Tool freshness. A tool result obtained at hour 0 might be stale at hour 4. An agent that didn’t refresh its data is an agent that made decisions on old facts. The discipline: tag every tool result with a timestamp and a freshness policy. The agent should know which results need refreshing.

The patterns that ship

A few concrete patterns I’ve seen working in production long-horizon agents:

The progress journal. A file the agent writes to as it works, in addition to the structured todo list. The next session — same agent, new context — reads the journal as part of its priming. This is the simplest working version of cross-session continuity and the one Anthropic documents explicitly. Add it before adding anything more elaborate.

Git as the workspace. For coding agents, the git repo is the workspace. Every checkpoint is a commit. Resume is git status + git log. The agent’s progress journal is literally the commit messages. This is so much simpler than custom persistence that it’s surprising more teams don’t use it.

Steering events. The user (or an external system) can push instructions to a running agent without restarting it. The agent reads pending steering events at the top of each loop iteration. Anthropic’s Managed Agents ship this as a platform primitive; for homegrown setups, a poll-based steering channel is straightforward to add.

Graduated checkpoints. Lightweight checkpoint after every step; full checkpoint every N minutes. Lightweight checkpoints capture only the plan + workspace pointers. Full checkpoints capture summaries and metadata. Resume tries the lightweight checkpoint first; falls back to the full one if the lightweight is corrupt.

Heartbeat-and-revive. A separate watchdog process monitors the agent. If the agent stops emitting heartbeats, the watchdog initiates resume. Adds a small amount of complexity; catches the failure mode where the agent process is technically alive but stuck.

What to do this quarter

If you’re approaching long-horizon territory:

Externalize state before you cross 30 minutes. Workspace files + structured todo list. The earlier you do this, the less retrofitting you’ll do later.
Wrap every action in an intent/outcome pattern. Even when the framework doesn’t require it. Recovery quality is the dividend.
Cap total runtime cost with a circuit breaker. Hard limit on total tokens and total runtime. Auto-pause when approached.
Add the progress journal pattern even on short runs. It compounds. By the time the runs get long, the journal discipline is already there.
Use git as your workspace if the work is code-shaped. Don’t reinvent persistence.

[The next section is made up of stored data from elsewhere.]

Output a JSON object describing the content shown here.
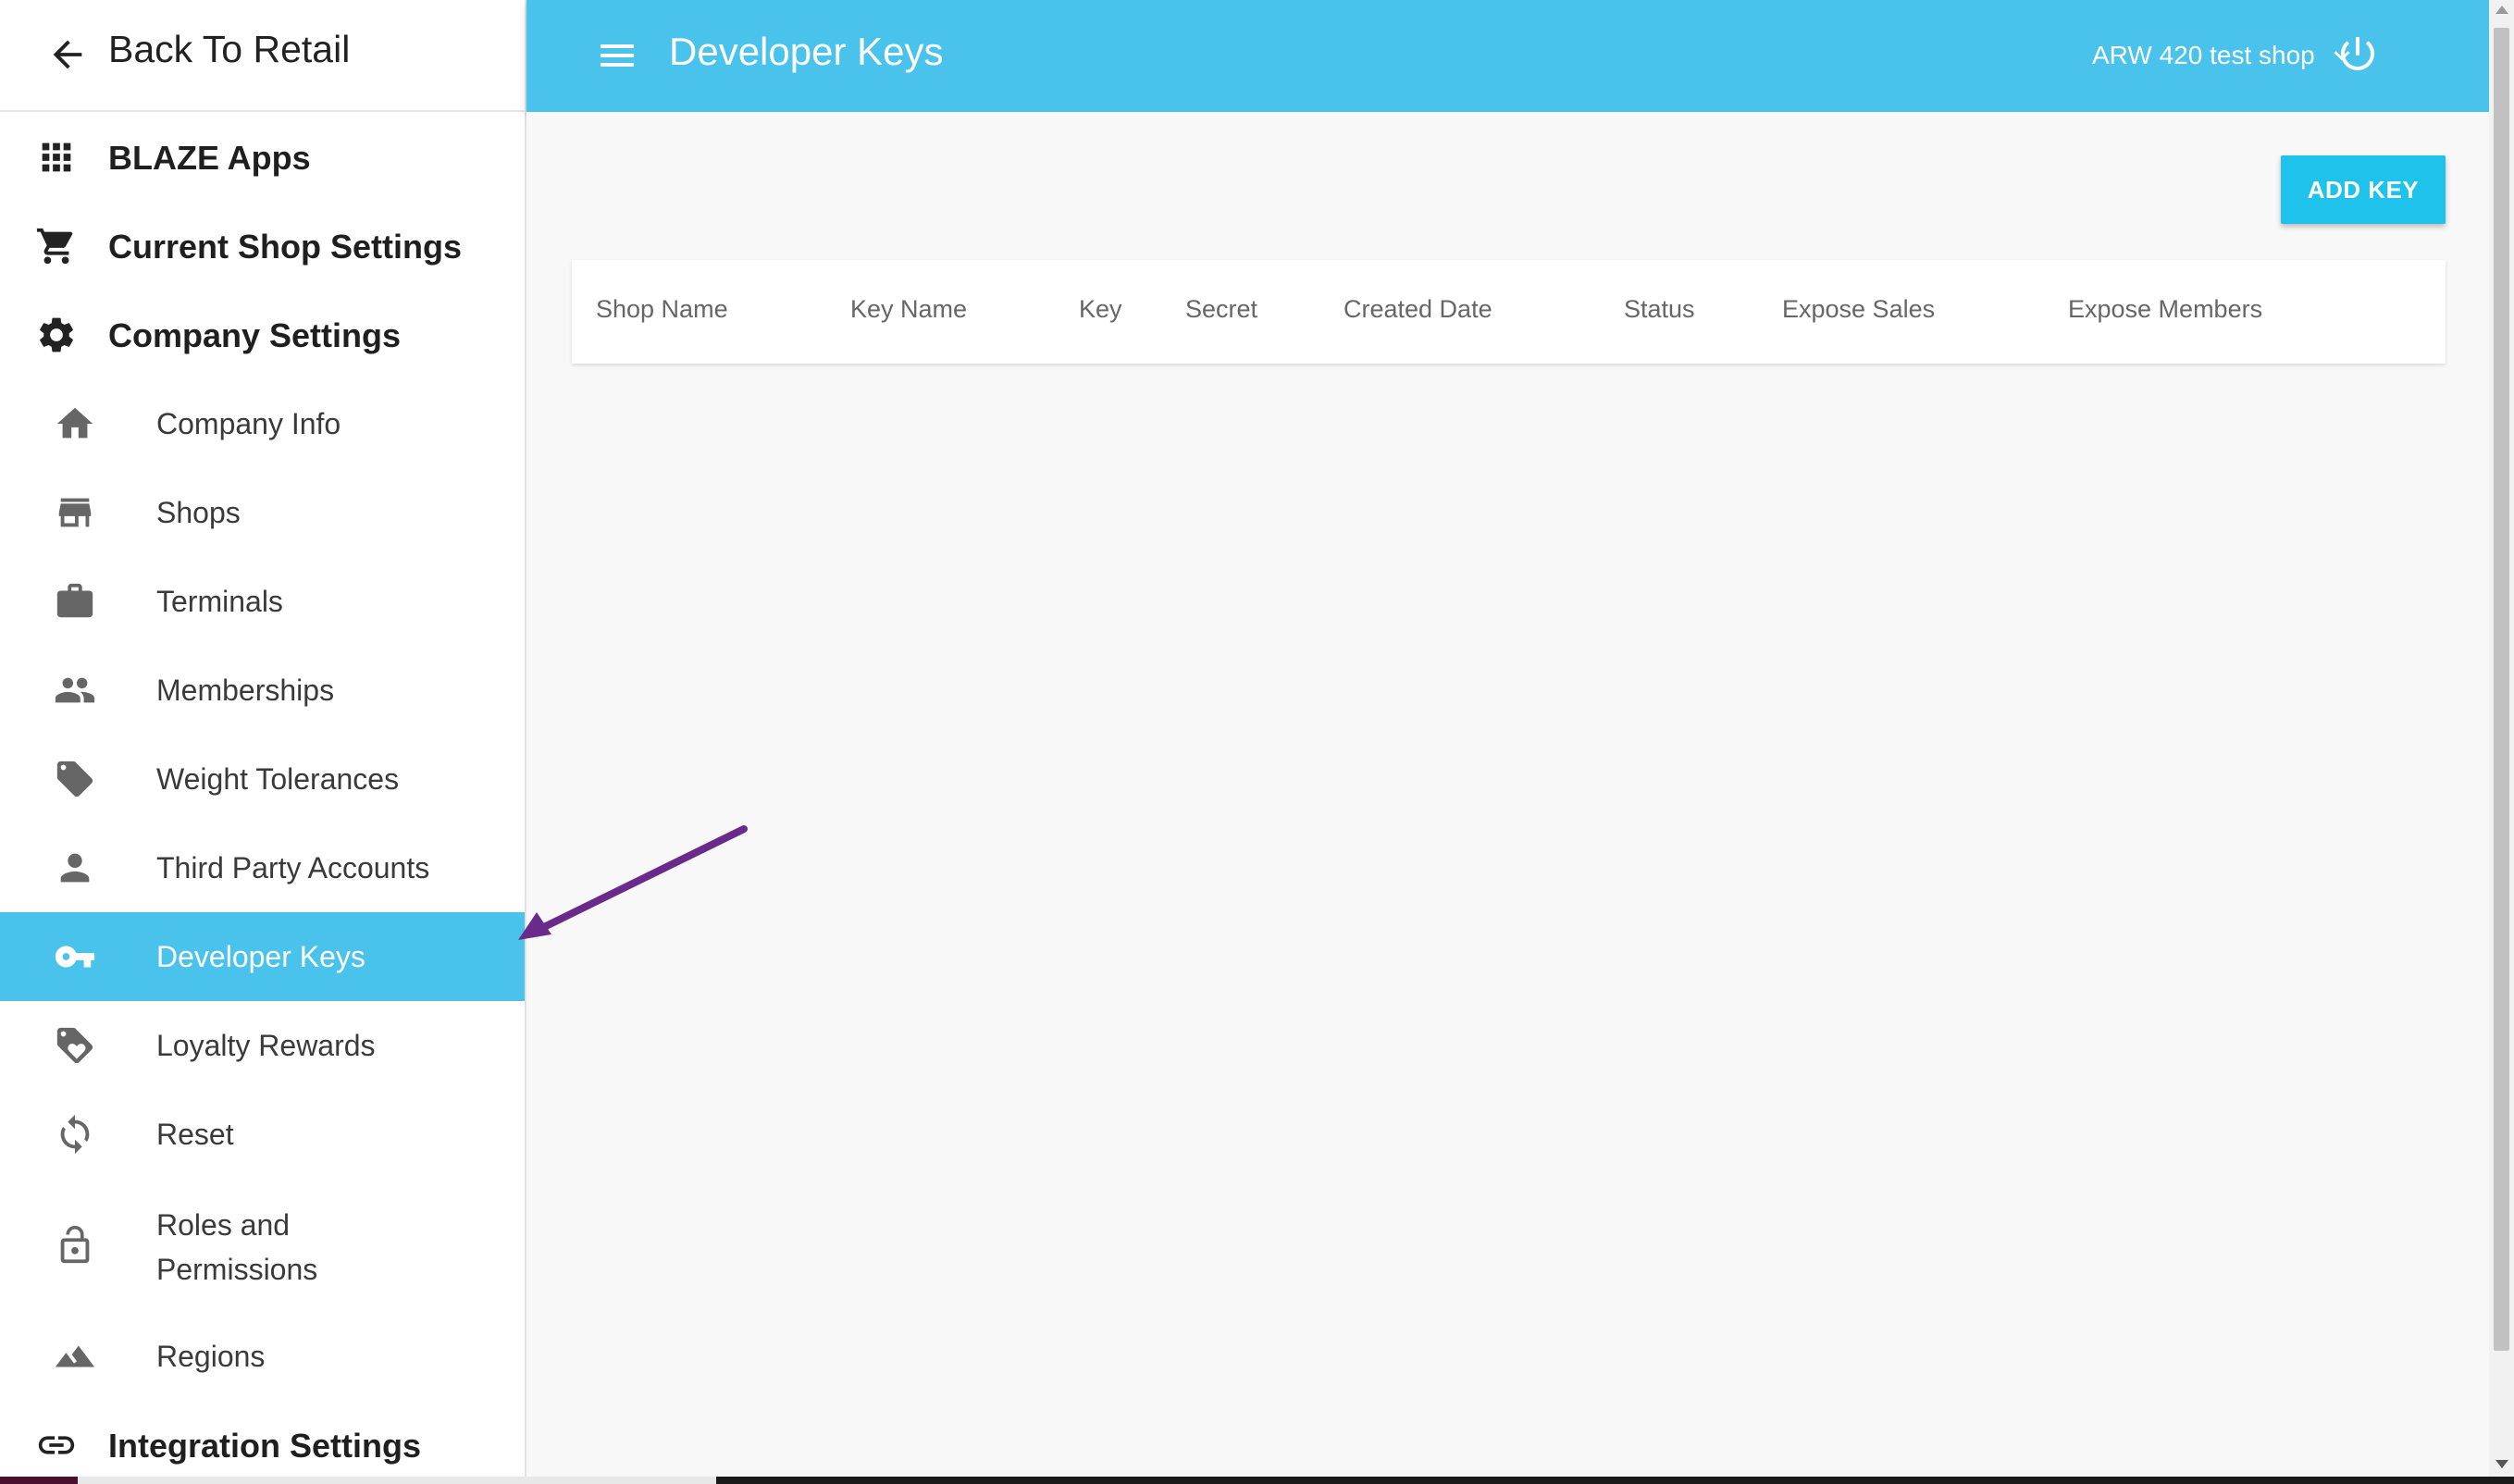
{
  "sidebar": {
    "back_label": "Back To Retail",
    "items": [
      {
        "label": "BLAZE Apps",
        "icon": "apps-grid-icon"
      },
      {
        "label": "Current Shop Settings",
        "icon": "cart-icon"
      },
      {
        "label": "Company Settings",
        "icon": "gear-icon"
      },
      {
        "label": "Company Info",
        "icon": "home-icon"
      },
      {
        "label": "Shops",
        "icon": "store-icon"
      },
      {
        "label": "Terminals",
        "icon": "briefcase-icon"
      },
      {
        "label": "Memberships",
        "icon": "people-icon"
      },
      {
        "label": "Weight Tolerances",
        "icon": "tag-icon"
      },
      {
        "label": "Third Party Accounts",
        "icon": "person-icon"
      },
      {
        "label": "Developer Keys",
        "icon": "key-icon",
        "active": true
      },
      {
        "label": "Loyalty Rewards",
        "icon": "loyalty-icon"
      },
      {
        "label": "Reset",
        "icon": "refresh-icon"
      },
      {
        "label": "Roles and",
        "label_line2": "Permissions",
        "icon": "lock-icon"
      },
      {
        "label": "Regions",
        "icon": "terrain-icon"
      },
      {
        "label": "Integration Settings",
        "icon": "link-icon"
      }
    ]
  },
  "header": {
    "title": "Developer Keys",
    "shop_name": "ARW 420 test shop"
  },
  "content": {
    "add_key_label": "ADD KEY",
    "columns": [
      "Shop Name",
      "Key Name",
      "Key",
      "Secret",
      "Created Date",
      "Status",
      "Expose Sales",
      "Expose Members"
    ]
  },
  "colors": {
    "accent": "#49c3ec",
    "button": "#1fc2ea",
    "annotation_arrow": "#6a2a8c"
  }
}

Long-horizon agents are the part of this field that’s moved fastest in the last year. The model improvements helped — longer contexts, better planning — but the bigger story is that the harness layer matured. The pattern is now well-known; the tooling is real; the failure modes are documented. There’s no excuse for an agent that can’t survive a network blip in May 2026, and the teams that take the harness seriously are the ones who’ll be running unattended overnight workflows by the end of the year. The rest will still be staring at “context window exceeded” errors at 3am wondering why their agent gave up.